Les organisations utilisant Copilot doivent réaliser un audit des risques liés à l’exécution automatique des prompts. Comprendre quelles données peuvent être exposées et comment les liens peuvent être manipulés est crucial pour réduire les risques.

Adapter les politiques de sécurité

Les politiques internes doivent inclure des directives claires sur l’ouverture des URL et l’utilisation des assistants IA. Les employés doivent savoir que même des outils considérés comme sûrs peuvent devenir un vecteur d’exfiltration si les bonnes pratiques ne sont pas respectées.

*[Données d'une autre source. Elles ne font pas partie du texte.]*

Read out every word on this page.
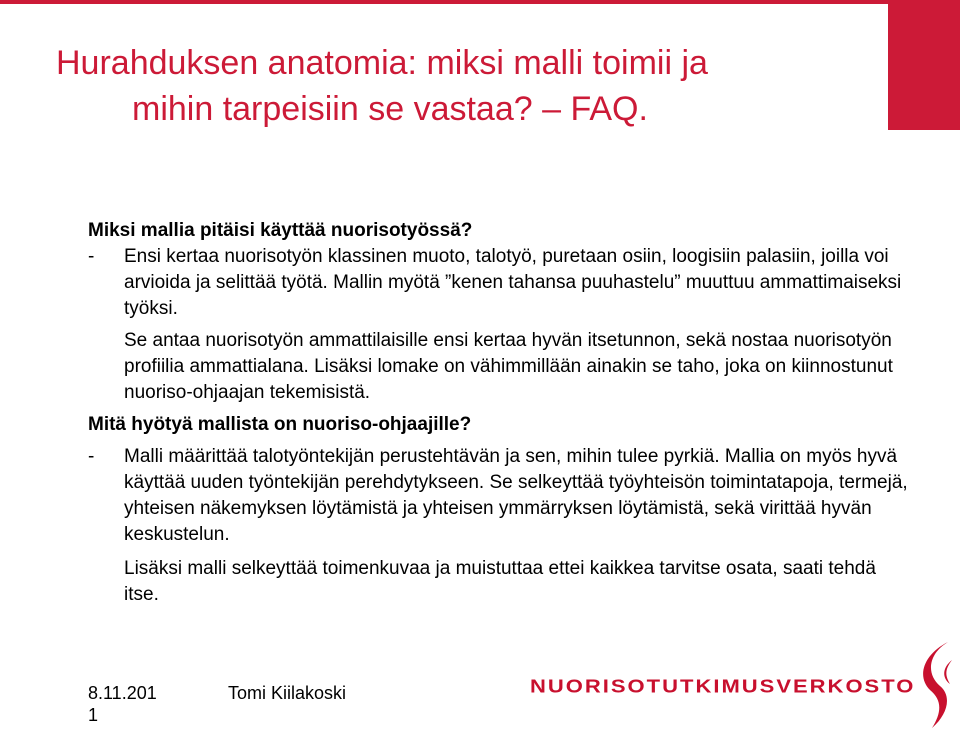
Hurahduksen anatomia: miksi malli toimii ja
mihin tarpeisiin se vastaa? – FAQ.

Miksi mallia pitäisi käyttää nuorisotyössä?

-	Ensi kertaa nuorisotyön klassinen muoto, talotyö, puretaan osiin, loogisiin palasiin, joilla voi arvioida ja selittää työtä. Mallin myötä ”kenen tahansa puuhastelu” muuttuu ammattimaiseksi työksi.

Se antaa nuorisotyön ammattilaisille ensi kertaa hyvän itsetunnon, sekä nostaa nuorisotyön profiilia ammattialana. Lisäksi lomake on vähimmillään ainakin se taho, joka on kiinnostunut nuoriso-ohjaajan tekemisistä.

Mitä hyötyä mallista on nuoriso-ohjaajille?

-	Malli määrittää talotyöntekijän perustehtävän ja sen, mihin tulee pyrkiä. Mallia on myös hyvä käyttää uuden työntekijän perehdytykseen. Se selkeyttää työyhteisön toimintatapoja, termejä, yhteisen näkemyksen löytämistä ja yhteisen ymmärryksen löytämistä, sekä virittää hyvän keskustelun.

Lisäksi malli selkeyttää toimenkuvaa ja muistuttaa ettei kaikkea tarvitse osata, saati tehdä itse.

8.11.201
1
Tomi Kiilakoski	NUORISOTUTKIMUSVERKOSTO
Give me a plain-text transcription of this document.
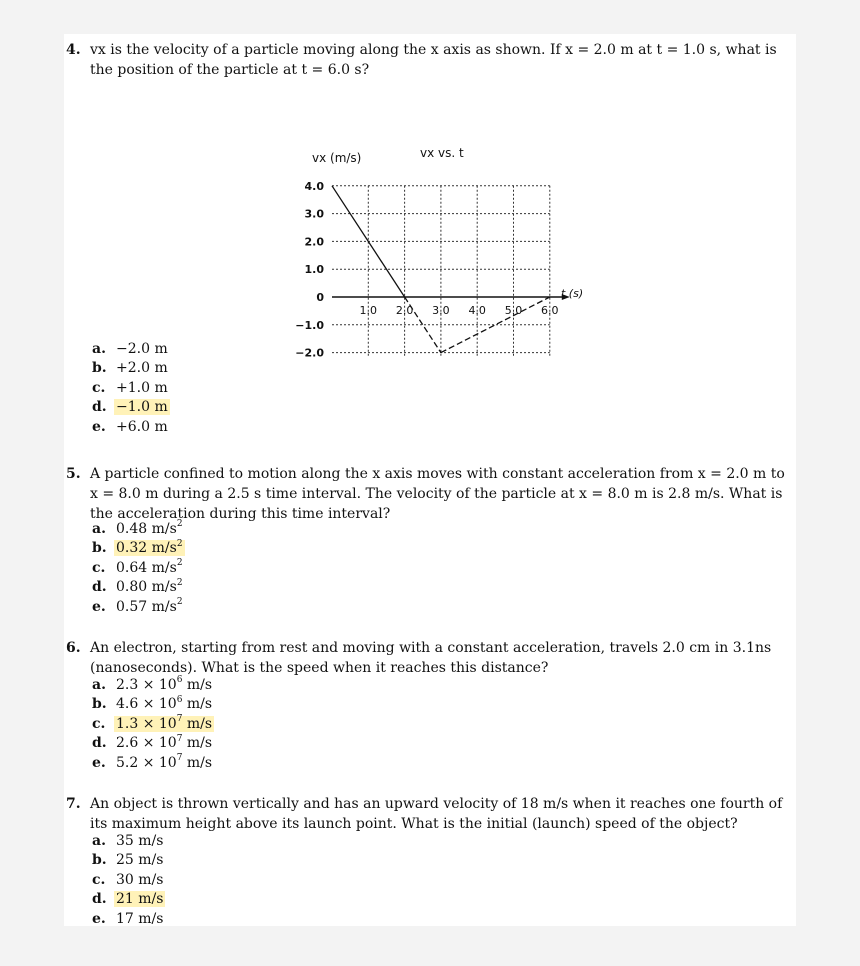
4. vx is the velocity of a particle moving along the x axis as shown. If x = 2.0 m at t = 1.0 s, what is the position of the particle at t = 6.0 s?
4.0
3.0
2.0
1.0
0
−1.0
−2.0
1.0 2.0 3.0 4.0 5.0 6.0
vx (m/s)	vx vs. t
t (s)
a. −2.0 m
b. +2.0 m
c. +1.0 m
d. −1.0 m
e. +6.0 m
5. A particle confined to motion along the x axis moves with constant acceleration from x = 2.0 m to x = 8.0 m during a 2.5 s time interval. The velocity of the particle at x = 8.0 m is 2.8 m/s. What is the acceleration during this time interval?
a. 0.48 $m/s^2$
b. 0.32 $m/s^2$
c. 0.64 $m/s^2$
d. 0.80 $m/s^2$
e. 0.57 $m/s^2$
6. An electron, starting from rest and moving with a constant acceleration, travels 2.0 cm in 3.1ns (nanoseconds). What is the speed when it reaches this distance?
a. $2.3 \times 10^6$ m/s
b. $4.6 \times 10^6$ m/s
c. $1.3 \times 10^7$ m/s
d. $2.6 \times 10^7$ m/s
e. $5.2 \times 10^7$ m/s
7. An object is thrown vertically and has an upward velocity of 18 m/s when it reaches one fourth of its maximum height above its launch point. What is the initial (launch) speed of the object?
a. 35 m/s
b. 25 m/s
c. 30 m/s
d. 21 m/s
e. 17 m/s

Encourager la double vérification

Avant de cliquer sur un lien qui ouvre Copilot ou un autre assistant, il est recommandé de vérifier la source, d’analyser l’URL et de s’assurer que le prompt injecté est sûr. La double vérification permet de réduire considérablement les risques d’attaque.

La sécurité des assistants IA dans le futur

Une vigilance constante

Avec l’essor des assistants IA dans les environnements professionnels, la sécurité doit rester une priorité. Chaque intégration ouvre une nouvelle surface d’attaque et nécessite une surveillance active. Les incidents comme Reprompt rappellent que même des outils apparemment simples peuvent être exploités de manière sophistiquée.

Vers des modèles plus sécurisés

Les développeurs d’IA doivent concevoir des modèles capables de distinguer clairement entre les instructions légitimes et les tentatives de manipulation. La capacité à filtrer les prompts externes et à limiter les actions automatiques est essentielle pour protéger les données sensibles.

Former les utilisateurs à la prudence

Enfin, la meilleure défense reste l’éducation. Les utilisateurs doivent comprendre les risques liés aux assistants IA, savoir comment identifier un lien potentiellement dangereux et adopter des pratiques sûres pour éviter toute exposition accidentelle.

FAQ

1. Microsoft Copilot est-il encore vulnérable à Reprompt ?
Non, Microsoft a corrigé le problème. Les prompts transmis via les URL ne sont plus interprétés comme exploitables.

2. Quelles données pouvaient être exposées par cette technique ?
Les informations extraites pouvaient inclure des documents et données accessibles dans une session authentifiée, mais uniquement celles visibles par Copilot dans le contexte de la session.

3. Comment se protéger d’attaques similaires à l’avenir ?
Il est recommandé de vérifier la source des liens, de traiter tout prompt externe comme non fiable, et de maintenir Copilot et ses outils à jour.